REGIONAL— The story for deer hunters in the North Country didn’t improve during the final week of the regular firearms deer season, which ended Sunday, Nov. 20. Deer registrations were …
REGIONAL— The story for deer hunters in the North Country didn’t improve during the final week of the regular firearms deer season, which ended Sunday, Nov. 20. Deer registrations were down virtually all across northern Minnesota, and nowhere more dramatically than in St. Louis and Lake counties, where some permit areas saw hunter success fall by as much as 40 percent over last year.
Hunters in permit area 119, located in far northern St. Louis County, registered just 211 deer for the season, which was well under half the 457 deer hunters registered there just four years ago. The falloff in hunter success was even more stunning in permit area 130, which runs from Tower southeast nearly to the North Shore. There, hunters registered just 92 deer on the season. As recently as 2018, hunters had registered 420 deer in that permit area, although that figure was buoyed somewhat by a larger number of antlerless permits issued to hunters that year.
Severe or extended winters in three of the past four years clearly made their mark on the region’s deer herd, although many hunters also pointed to the region’s sizable wolf population as another major factor behind their lack of success.

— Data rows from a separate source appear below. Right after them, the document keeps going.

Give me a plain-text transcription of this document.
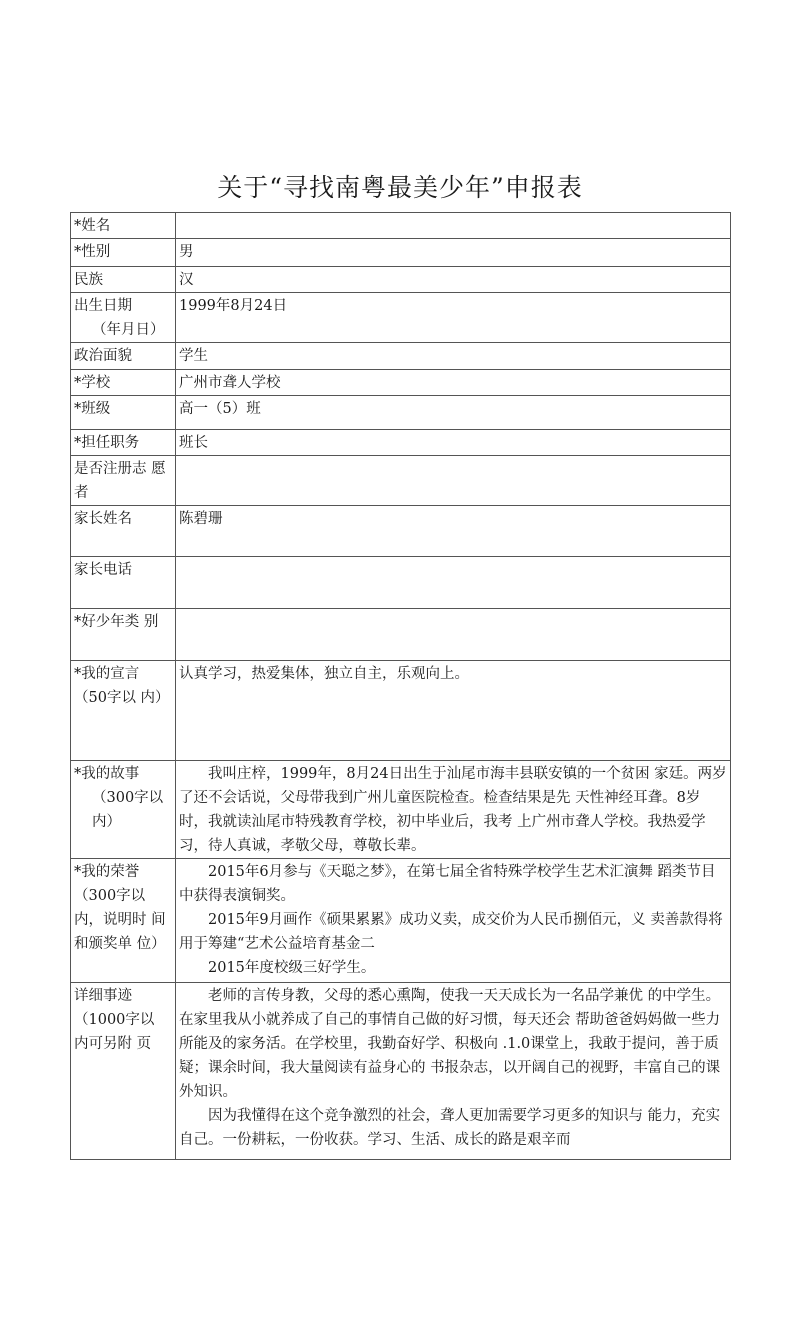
关于“寻找南粤最美少年”申报表
*姓名	
*性别	男
民族	汉
出生日期
（年月日）	1999年8月24日
政治面貌	学生
*学校	广州市聋人学校
*班级	高一（5）班
*担任职务	班长
是否注册志 愿者	
家长姓名	陈碧珊
家长电话	
*好少年类 别	
*我的宣言
（50字以 内）	认真学习，热爱集体，独立自主，乐观向上。
*我的故事
（300字以 内）	我叫庄梓，1999年，8月24日出生于汕尾市海丰县联安镇的一个贫困 家廷。两岁了还不会话说，父母带我到广州儿童医院检查。检查结果是先 天性神经耳聋。8岁时，我就读汕尾市特残教育学校，初中毕业后，我考 上广州市聋人学校。我热爱学习，待人真诚，孝敬父母，尊敬长辈。

*我的荣誉
（300字以 内，说明时 间和颁奖单 位）	2015年6月参与《天聪之梦》，在第七届全省特殊学校学生艺术汇演舞 蹈类节目中获得表演铜奖。
2015年9月画作《硕果累累》成功义卖，成交价为人民币捌佰元，义 卖善款得将用于筹建“艺术公益培育基金二
2015年度校级三好学生。

详细事迹
（1000字以 内可另附 页	老师的言传身教，父母的悉心熏陶，使我一天天成长为一名品学兼优 的中学生。在家里我从小就养成了自己的事情自己做的好习惯，每天还会 帮助爸爸妈妈做一些力所能及的家务活。在学校里，我勤奋好学、积极向 .1.0课堂上，我敢于提问，善于质疑；课余时间，我大量阅读有益身心的 书报杂志，以开阔自己的视野，丰富自己的课外知识。
因为我懂得在这个竞争激烈的社会，聋人更加需要学习更多的知识与 能力，充实自己。一份耕耘，一份收获。学习、生活、成长的路是艰辛而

Jessica Holmes, the DNR’s Tower Area Wildlife Manager acknowledged she’s heard more complaints about wolves from hunters this year, although she notes that the two species have evolved together for a long time. “Wolves are an easy target. There are many factors at play here impacting the deer population,” she added. While many factors determine deer numbers, Holmes said wolves can contribute to local declines in combination with other factors.

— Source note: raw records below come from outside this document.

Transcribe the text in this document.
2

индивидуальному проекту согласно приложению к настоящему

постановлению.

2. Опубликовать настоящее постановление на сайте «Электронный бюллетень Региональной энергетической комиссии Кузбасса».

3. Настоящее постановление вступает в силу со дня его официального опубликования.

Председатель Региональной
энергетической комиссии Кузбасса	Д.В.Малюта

While the size of the deer harvest can vary from year-to-year in individual permit areas as a result of changes in the number of antlerless permits issued by the DNR, that does not appear to have been a factor in the decline this year, at least in the Tower work area. “There was essentially no change in antlerless permits so we cannot attribute the harvest decline to that,” said Holmes.

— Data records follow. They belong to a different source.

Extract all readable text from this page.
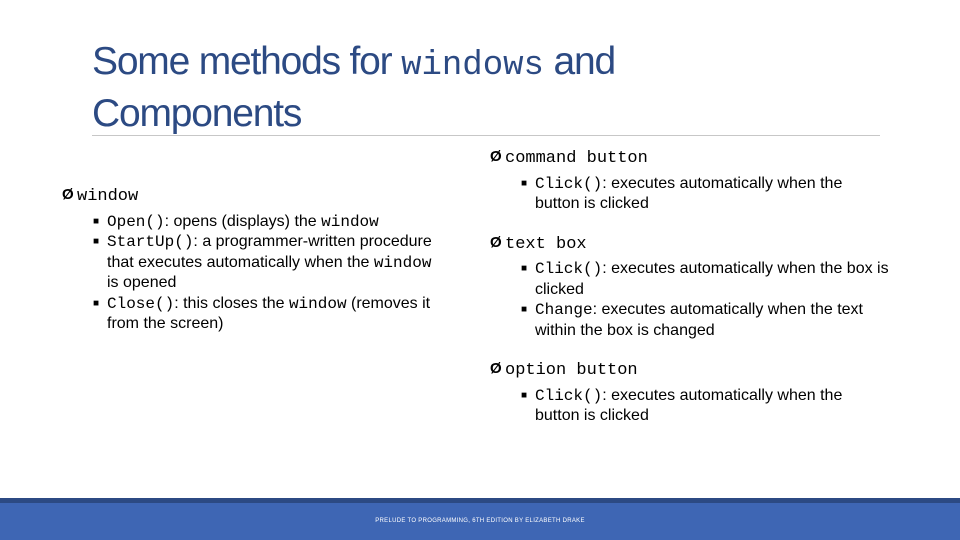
Some methods for windows and Components
Ø window
■ Open(): opens (displays) the window
■ StartUp(): a programmer-written procedure that executes automatically when the window is opened
■ Close(): this closes the window (removes it from the screen)
Ø command button
■ Click(): executes automatically when the button is clicked
Ø text box
■ Click(): executes automatically when the box is clicked
■ Change: executes automatically when the text within the box is changed
Ø option button
■ Click(): executes automatically when the button is clicked
PRELUDE TO PROGRAMMING, 6TH EDITION BY ELIZABETH DRAKE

While wolf predation is undoubtedly a significant factor, the areas with the lowest harvest numbers track well with the highest winter severity index readings from last winter. Pockets throughout St. Louis, and especially southern Lake and Cook counties, which saw significant lake effect snow last winter, coincide almost perfectly with the permit areas showing the biggest declines in deer registrations.
According to Holmes, tough winter conditions, combined with fragmented winter cover, can increase deer mortality, with or without wolves. And Holmes notes that a portion of the deer that wolves kill would likely not have survived anyway during severe winters. According to Holmes, adequate winter cover not only protects deer from cold winds, but allows them to better escape wolves when they are in the area. Under winter cover, which typically includes dense mature pine, spruce, or balsam fir, snow depths are usually lighter, allowing deer to expend less energy to move around, whether to feed or escape predators.
DNR wildlife officials had expected a disappointing season, as the area deer herd has struggled to recover from high winter mortality in recent years, but none had predicted the kind of dramatic falloff in hunter success experienced this season in northeastern Minnesota.
While hunters struggled to find deer in northern Minnesota, they found more success in the southern half of the state where many permit areas saw an increase in registrations while most others saw only negligible declines over last year. That helped to limit the harvest decline statewide to a more modest nine percent. In total, hunters had registered a total of 152,032 deer statewide as of Nov. 23, with only the muzzleloader and some limited special hunts remaining. That is likely to leave the final statewide harvest well below the DNR’s stated annual goal of 200,000 deer, a target the DNR set in 2018 and hasn’t met since.